Sujatha Duvvuri walked into her office, located in a busy Mumbai neighborhood, and asked whether I had tried her brownies yet. I shook my head no, and she said “You have to!” Minutes later, a young woman came in with a tray full of brownies of different kinds and a glass of water.
“This is a Top Indian Cricketer’s favorite.”
“Cricketers eat your granola?”
“So does most of Bollywood,” she said, as a smile swam across her face.
Sujatha Duvvuri, who graduated with an economics degree from the University of Michigan in 2000, runs a company called She Made Gourmet Foods, with offices in India and the USA. When asked about her company’s name, Sujatha explained: “I employ mostly women. It’s a social responsibility that I have taken up. Women from lower economic backgrounds and slums go through so much domestic turbulence sometimes that it destroys their confidence.”
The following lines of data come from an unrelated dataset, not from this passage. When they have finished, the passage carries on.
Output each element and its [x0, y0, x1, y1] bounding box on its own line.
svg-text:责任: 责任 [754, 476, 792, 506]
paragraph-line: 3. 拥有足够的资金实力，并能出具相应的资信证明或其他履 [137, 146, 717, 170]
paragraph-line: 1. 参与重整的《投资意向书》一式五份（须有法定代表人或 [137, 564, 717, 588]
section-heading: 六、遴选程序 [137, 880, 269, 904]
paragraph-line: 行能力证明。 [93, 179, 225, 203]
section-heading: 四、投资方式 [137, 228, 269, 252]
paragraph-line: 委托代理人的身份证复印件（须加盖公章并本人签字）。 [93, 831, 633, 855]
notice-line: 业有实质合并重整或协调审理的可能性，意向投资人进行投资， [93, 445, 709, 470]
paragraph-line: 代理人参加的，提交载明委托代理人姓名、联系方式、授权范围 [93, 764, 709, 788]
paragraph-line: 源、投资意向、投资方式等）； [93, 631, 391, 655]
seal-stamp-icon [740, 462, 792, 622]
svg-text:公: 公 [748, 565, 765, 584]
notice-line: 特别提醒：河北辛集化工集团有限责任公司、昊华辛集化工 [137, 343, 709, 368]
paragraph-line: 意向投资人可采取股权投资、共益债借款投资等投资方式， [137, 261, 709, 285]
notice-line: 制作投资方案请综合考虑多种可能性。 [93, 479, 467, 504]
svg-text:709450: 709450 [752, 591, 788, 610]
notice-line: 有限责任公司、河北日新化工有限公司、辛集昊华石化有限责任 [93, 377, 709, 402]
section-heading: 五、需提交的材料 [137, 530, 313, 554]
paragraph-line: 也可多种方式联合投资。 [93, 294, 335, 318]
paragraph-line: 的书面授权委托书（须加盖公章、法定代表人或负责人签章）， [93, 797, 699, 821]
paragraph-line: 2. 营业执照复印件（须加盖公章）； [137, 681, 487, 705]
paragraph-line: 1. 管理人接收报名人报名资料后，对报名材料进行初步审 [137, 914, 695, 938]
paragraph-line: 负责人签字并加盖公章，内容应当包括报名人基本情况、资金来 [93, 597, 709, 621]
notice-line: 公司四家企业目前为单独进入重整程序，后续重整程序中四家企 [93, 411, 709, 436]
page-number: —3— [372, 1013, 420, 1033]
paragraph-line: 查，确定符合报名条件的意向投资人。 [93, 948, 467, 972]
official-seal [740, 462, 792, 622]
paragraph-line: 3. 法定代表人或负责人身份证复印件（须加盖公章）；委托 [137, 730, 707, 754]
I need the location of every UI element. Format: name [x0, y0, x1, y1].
In 1997, Sujatha moved to Livonia Michigan with her husband Prasad for his software job. At the time, she hadn’t even heard of Ann Arbor. However, on her first visit to the campus, she immediately fell in love with the University of Michigan and decided she wanted to go to school there. Sujatha applied and soon received a letter telling her that she was accepted: “I couldn’t believe it. I froze. I checked the letter again and again to see if it was really my name on it!”
Sujatha first began thinking about healthy, nutritious food when she became pregnant with her first child. She shopped around at the time, but couldn’t find anything she was looking for. So she made her own granola and landed up with a recipe for healthy baby food.
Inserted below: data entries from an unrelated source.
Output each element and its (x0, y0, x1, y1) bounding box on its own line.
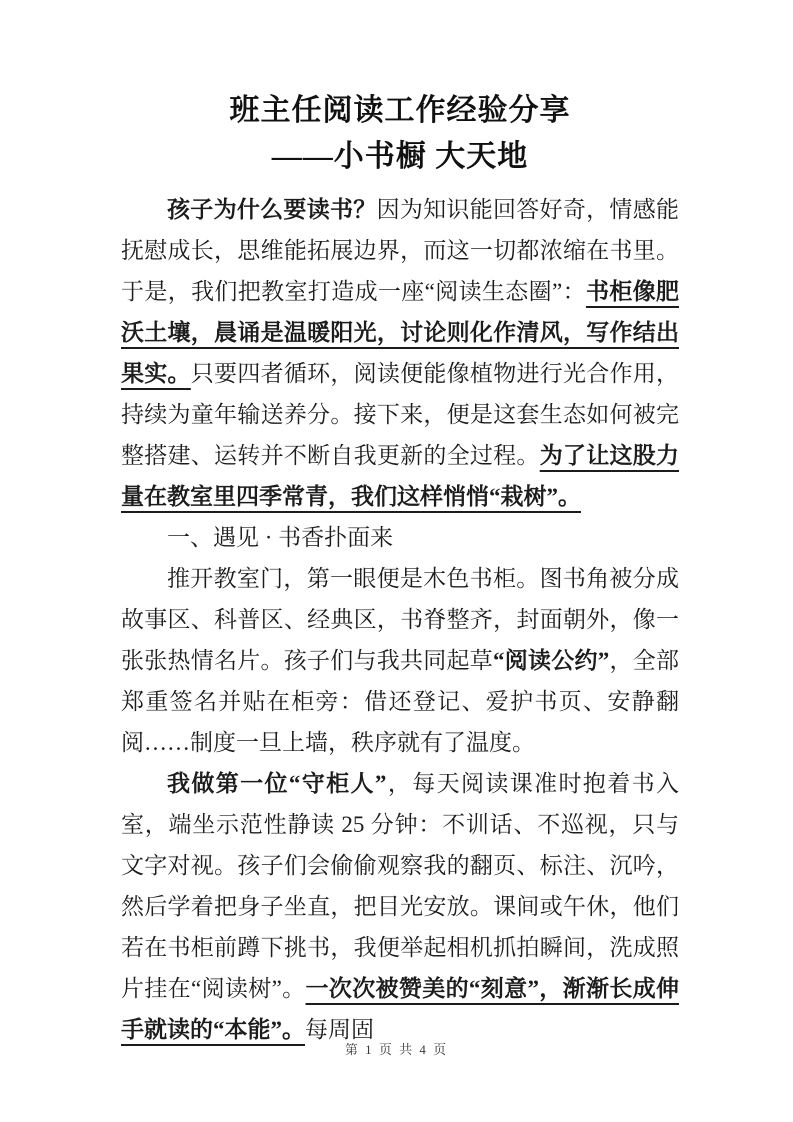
document-subtitle: ——小书橱 大天地 (271, 140, 529, 173)
section-heading (121, 517, 679, 558)
document-body (121, 189, 679, 1050)
page-footer (0, 1039, 793, 1058)
paragraph-bookcorner (121, 558, 679, 763)
lead-question-bold: 孩子为什么要读书？ (167, 197, 377, 222)
section-heading-text: 一、遇见 · 书香扑面来 (167, 525, 394, 550)
document-content (121, 88, 679, 1050)
keeper-emphasis-underline: 一次次被赞美的“刻意”，渐渐长成伸手就读的“本能”。 (121, 976, 680, 1042)
paragraph-intro (121, 189, 679, 517)
intro-emphasis-underline-1: 书柜像肥沃土壤，晨诵是温暖阳光，讨论则化作清风，写作结出果实。 (121, 279, 680, 386)
document-title: 班主任阅读工作经验分享 (229, 94, 571, 127)
reading-pact-bold: “阅读公约” (493, 648, 610, 673)
paragraph-keeper-text-1: ，每天阅读课准时抱着书入室，端坐示范性静读 25 分钟：不训话、不巡视，只与文字对视。孩子们会偷偷观察我的翻页、标注、沉吟，然后学着把身子坐直，把目光安放。课间或午休，他们若在书柜前蹲下挑书，我便举起相机抓拍瞬间，洗成照片挂在“阅读树”。 (121, 771, 680, 1001)
paragraph-bookcorner-text-1: 推开教室门，第一眼便是木色书柜。图书角被分成故事区、科普区、经典区，书脊整齐，封面朝外，像一张张热情名片。孩子们与我共同起草 (121, 566, 679, 673)
paragraph-bookcorner-text-2: ，全部郑重签名并贴在柜旁：借还登记、爱护书页、安静翻阅……制度一旦上墙，秩序就有了温度。 (121, 648, 679, 755)
keeper-lead-bold: 我做第一位“守柜人” (167, 771, 387, 796)
paragraph-keeper (121, 763, 679, 1050)
paragraph-keeper-text-2: 每周固 (305, 1017, 374, 1042)
paragraph-intro-text-1: 因为知识能回答好奇，情感能抚慰成长，思维能拓展边界，而这一切都浓缩在书里。于是，我们把教室打造成一座“阅读生态圈”： (121, 197, 680, 304)
page-number-indicator: 第 1 页 共 4 页 (344, 1042, 449, 1057)
intro-emphasis-underline-2: 为了让这股力量在教室里四季常青，我们这样悄悄“栽树”。 (121, 443, 680, 509)
paragraph-intro-text-2: 只要四者循环，阅读便能像植物进行光合作用，持续为童年输送养分。接下来，便是这套生态如何被完整搭建、运转并不断自我更新的全过程。 (121, 361, 680, 468)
As she juggled with motherhood, her husband’s job eventually took her back to India, this time to Bangalore. After she moved back to India, Sujatha continued to experiment with her granola. Word soon got out in the neighborhood that she was onto something good. Mothers of the children who played with her son—a kid quite tall for his age—began asking Sujatha for her granola recipe. “We want our sons to be tall, too!” they said.
That is how Sujatha began supplying her food to friends and neighbors. As much as she found this validating and encouraging, however, increasing demand for her products put more strain on her. Her husband, Prasad, thought she was wasting her time and encouraged her to use her U-M degree to get a “real” job.
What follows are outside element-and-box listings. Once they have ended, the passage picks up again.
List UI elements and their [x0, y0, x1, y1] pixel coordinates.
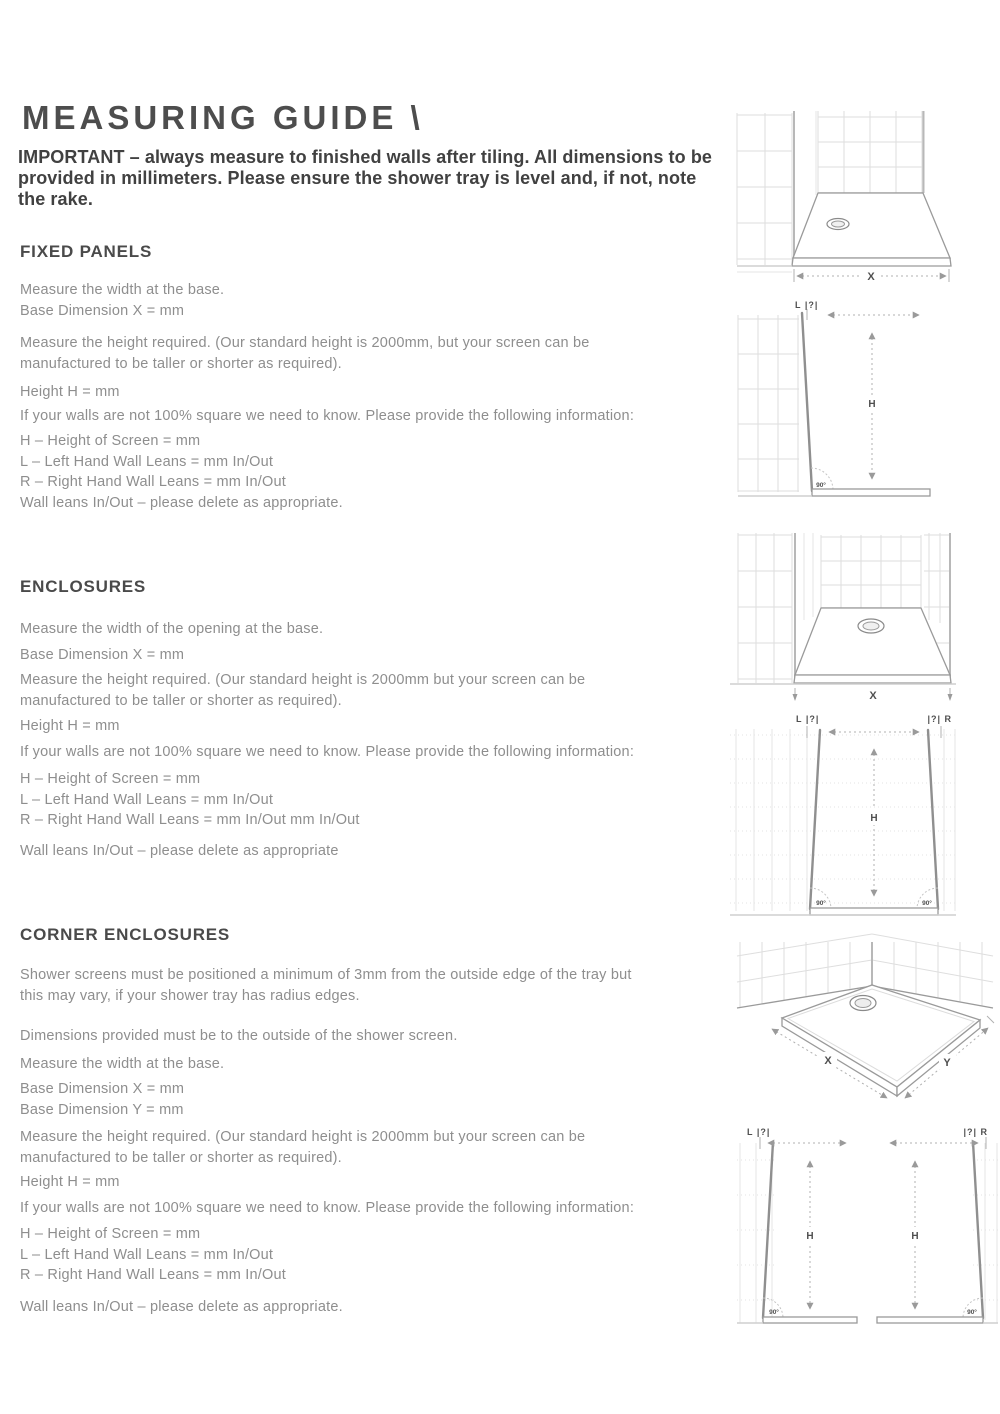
important-note-bold: IMPORTANT	[18, 147, 125, 167]
paragraph: Measure the width of the opening at the base.	[20, 621, 324, 637]
list-line: R – Right Hand Wall Leans = mm In/Out mm In/Out	[20, 812, 360, 828]
tiled-wall-left	[738, 533, 792, 683]
leaning-wall-line	[802, 313, 812, 491]
page-title: MEASURING GUIDE \	[22, 99, 424, 136]
enclosure-tray-diagram	[728, 525, 958, 705]
list-line: H – Height of Screen = mm	[20, 771, 201, 787]
angle-label: 90°	[816, 900, 826, 907]
dimension-h-right	[908, 1161, 922, 1309]
shower-tray	[793, 193, 950, 258]
list-line: L – Left Hand Wall Leans = mm In/Out	[20, 1246, 274, 1263]
dimension-h-left	[803, 1161, 817, 1309]
paragraph: Shower screens must be positioned a minimum of 3mm from the outside edge of the tray but this may vary, if your shower tray has radius edges.	[20, 967, 632, 1004]
dim-x-label: X	[867, 271, 875, 283]
shower-tray-side	[812, 489, 930, 496]
angle-label: 90°	[922, 900, 932, 907]
paragraph: Measure the width at the base.	[20, 282, 225, 298]
dim-h-label: H	[868, 399, 876, 410]
dim-x-label: X	[824, 1055, 832, 1067]
list-line: Wall leans In/Out – please delete as appropriate.	[20, 494, 343, 511]
paragraph: Dimensions provided must be to the outside of the shower screen.	[20, 1028, 458, 1044]
lean-right-label: |?| R	[927, 714, 952, 724]
fixed-panel-lean-diagram	[735, 295, 935, 505]
enclosure-lean-diagram	[728, 705, 958, 920]
paragraph: Base Dimension Y = mm	[20, 1101, 184, 1118]
tiled-wall-left	[737, 113, 792, 265]
shower-tray-side	[810, 908, 938, 915]
corner-tray-diagram	[725, 930, 1000, 1100]
section-fixed-panels	[20, 242, 780, 513]
shower-tray-front-face	[792, 258, 951, 266]
corner-enclosures-heading: CORNER ENCLOSURES	[20, 925, 231, 944]
tiled-wall-left	[738, 315, 799, 492]
paragraph: Measure the height required. (Our standard height is 2000mm but your screen can be manufactured to be taller or shorter as required).	[20, 1129, 586, 1166]
fixed-panel-tray-diagram	[735, 103, 955, 283]
lean-left-label: L |?|	[796, 714, 820, 724]
paragraph: Measure the height required. (Our standard height is 2000mm but your screen can be manufactured to be taller or shorter as required).	[20, 672, 586, 709]
paragraph: Base Dimension X = mm	[20, 646, 185, 663]
shower-tray	[795, 608, 950, 675]
list-line: R – Right Hand Wall Leans = mm In/Out	[20, 1267, 286, 1283]
fixed-panels-heading: FIXED PANELS	[20, 242, 153, 261]
section-corner-enclosures	[20, 925, 780, 1317]
important-note	[18, 147, 728, 210]
list-line: R – Right Hand Wall Leans = mm In/Out	[20, 474, 286, 490]
angle-label: 90°	[967, 1309, 977, 1316]
shower-tray-side-right	[877, 1317, 983, 1323]
angle-label: 90°	[816, 482, 826, 489]
paragraph: Base Dimension X = mm	[20, 302, 185, 319]
paragraph: Height H = mm	[20, 384, 120, 400]
leaning-wall-left	[810, 730, 820, 909]
dimension-x	[793, 688, 953, 702]
paragraph: Measure the height required. (Our standard height is 2000mm, but your screen can be manufactured to be taller or shorter as required).	[20, 335, 590, 372]
paragraph: If your walls are not 100% square we need to know. Please provide the following information:	[20, 1199, 635, 1216]
dimension-x	[794, 269, 949, 283]
paragraph: Height H = mm	[20, 1174, 120, 1190]
lean-left-label: L |?|	[747, 1127, 771, 1137]
lean-right-label: |?| R	[963, 1127, 988, 1137]
paragraph: Measure the width at the base.	[20, 1055, 225, 1072]
list-line: L – Left Hand Wall Leans = mm In/Out	[20, 453, 274, 470]
shower-tray-side-left	[763, 1317, 857, 1323]
enclosures-heading: ENCLOSURES	[20, 577, 147, 596]
paragraph: If your walls are not 100% square we need to know. Please provide the following information:	[20, 407, 635, 424]
angle-label: 90°	[769, 1309, 779, 1316]
paragraph: If your walls are not 100% square we need to know. Please provide the following information:	[20, 743, 635, 760]
leaning-wall-right	[928, 730, 938, 909]
section-enclosures	[20, 577, 780, 861]
tiled-wall-back	[821, 535, 921, 608]
list-line: L – Left Hand Wall Leans = mm In/Out	[20, 791, 274, 808]
tiled-wall-back	[818, 111, 923, 193]
dim-y-label: Y	[943, 1057, 951, 1069]
list-line: Wall leans In/Out – please delete as appropriate	[20, 842, 339, 859]
tile-rows	[730, 735, 956, 903]
list-line: H – Height of Screen = mm	[20, 1226, 201, 1242]
lean-left-label: L |?|	[795, 300, 819, 310]
list-line: Wall leans In/Out – please delete as appropriate.	[20, 1298, 343, 1315]
paragraph: Base Dimension X = mm	[20, 1081, 185, 1097]
important-note-rest: – always measure to finished walls after tiling. All dimensions to be provided in millimeters. Please ensure the shower tray is level and, if not, note the rake.	[18, 147, 713, 209]
tile-columns-right	[985, 1143, 997, 1323]
corner-lean-diagram	[735, 1115, 1000, 1335]
shower-tray-front-face	[794, 675, 951, 683]
dim-h-label: H	[806, 1231, 814, 1242]
tile-columns	[736, 729, 955, 911]
dim-h-label: H	[911, 1231, 919, 1242]
dim-x-label: X	[869, 690, 877, 702]
dimension-h	[866, 749, 882, 896]
paragraph: Height H = mm	[20, 718, 120, 734]
list-line: H – Height of Screen = mm	[20, 433, 201, 449]
dimension-h	[864, 333, 880, 479]
dim-h-label: H	[870, 813, 878, 824]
He would later change his mind. It was requests by her friends and family, first wanting her granola, and then her recipes, that gave Sujatha the courage to take her passion for healthy granola to the next level. She eventually diversified her line of foods: breakfast foods expanded into any-time snacks – brownies, crackers, biscotti, and other delectable items.
In the US, people take for granted that the foods they buy will be safe. It is easy to read the label and see what you’re eating. In India, though labeling laws are tough, compliance by food manufacturers is lax and people have to rely on the brands and people they trust. Many Indians in the growing middle class are well versed in global conversations about health and nutrition, yet find themselves adrift in Indian supermarkets, searching for foods that match their developing preferences and tastes, foods that are both healthy and sophisticated. The products produced by She Made Foods are designed to fill that gap.
“Our products mesh well with the demands for gluten-free and peanut-free products that satisfy the sophisticated palates of well-travelled people who do not wish to compromise on the nutritional content of what they eat,” she says. Her products aim to satisfy the fun, fresh, exciting, healthy and nutritious qualities that are essential to replacing fast-food snacks.
“With millennials and younger kids skipping traditional breakfast, our products form a timely alternative, addressing the growing demand for ‘all-day foods,’ starting from breakfasts to filling and fulfilling snacks,” she added. Ten years and thousands of clients later, Prasad spends a lot of time in supporting Sujatha’s health food business. Today, there are Bollywood stars and Indian cricketers who will not start their day without her food.
We asked Sujatha how the University of Michigan helped her become an entrepreneur, and more importantly, how it shaped her as a person: “When I started studying at U-M, I did not realize the impact it would have on me. The various courses that I took as a part of my general education shaped me slowly and steadily into a well-rounded individual. It gave me depth and perspective to deal with the variety of things life can challenge you with. LSA taught me so much. Psychology, anthropology, linguistics, statistics, and of course, economics. It taught me how to think and dream. That's the most important thing any school can teach you. I am thankful that I am where I am. LSA prepared me for a marathon, not a sprint.”